Already the president’s campaign has said it is pausing messaging and television ads. Biden postponed a speech he had planned for Monday in Austin to mark the 60th anniversary of the Civil Rights Act. The campaign canceled a Monday event in Milwaukee that was meant to rival the Republican National Convention. Vice President Kamala Harris has postponed a political trip to Florida originally scheduled for Tuesday, campaign officials said.
Biden doesn’t plan to be off the road for long: The White House said he plans to travel to Las Vegas on Tuesday and Wednesday to speak to Black and Latino advocacy groups and do another interview with BET.
Republican criticism
Law enforcement and Trump himself have not revealed the shooter’s motive, but some Republican lawmakers have already made unfounded claims that President Biden motivated the would-be assassin.

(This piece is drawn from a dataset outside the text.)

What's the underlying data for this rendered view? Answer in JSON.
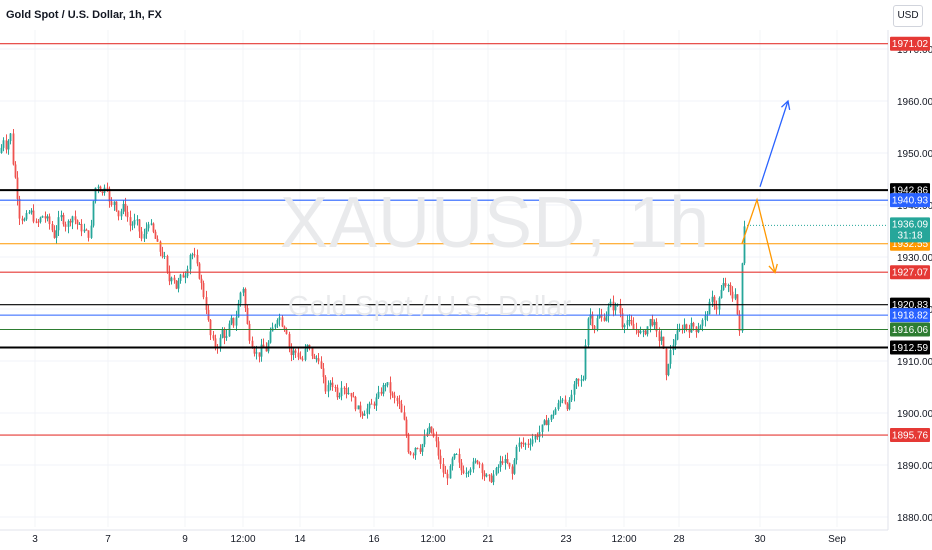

“The Biden campaign’s central argument is that President Donald Trump is an authoritarian fascist who must be stopped at all costs,” Ohio Sen. J.D. Vance, a possible vice presidential running mate for Trump, posted on X. “This statement directly led to the assassination attempt on President Trump.”
The president’s supporters pointed to his calls for unity after the shooting, and Biden said he had a “brief but meaningful” call with Trump.
Biden campaign officials denounced criticism from Republican lawmakers and said politicizing the tragedy was an unacceptable abdication of leadership.
Still, the assassination attempt has tilted the tide of the election in Trump’s favor.
It’s a remarkable twist of fate for Trump, who has glorified violence throughout his political career, from encouraging attendees at a 2016 rally to “fuck the hell out” of protesters to urging his supporters to “fight like hell” before storming the U.S. Capitol on January 6, 2021.
“It would be insufficient and meaningless for Biden to today ritually condemn political violence (if it were to occur),” posted Vivek Ramaswami, who ran against Trump in the 2024 Republican primary.
A rebellious image
Republican pollster Frank Luntz said the shooting guarantees that “everyone who voted for Trump is actually going to vote,” but that Biden can’t count on that certainty. The biggest impact, he said, will likely be in Pennsylvania, a must-win battleground state for Biden, because that’s where the shooting happened.
“The long and winding road for Joe Biden just got even longer and more winding,” Luntz posted on X. “The shooting of Donald Trump will have profound consequences in ways the shooter never intended.”
With Trump dominating the national debate, there is little Biden can do in the short term to advance an anti-Trump message, heal Democratic Party divisions or change the dynamics of the race in a way that reassures skeptics.
“This should give Donald Trump an edge among independents, at least for a while,” said Matthew Wilson, a political science professor at Southern Methodist University. “A picture of Donald Trump with a bloodied, pumped fist and defiance is going to be more effective than any publicity money can buy.”
But others have warned about exaggerating the impact of this moment, pointing out that the polls have shown little change even after other big events, such as Biden’s disastrous debate defeat and Trump’s conviction in New York’s hush-money trial.
Senator Bernie Sanders, a leading progressive voice, expressed confidence in Biden’s chances of winning as long as he stays focused on his second-term plans to strengthen Social Security, lower drug prices and expand worker rights.
“If he keeps talking about it, I think he’ll get re-elected,” Sanders said on NBC’s “Meet the Press.”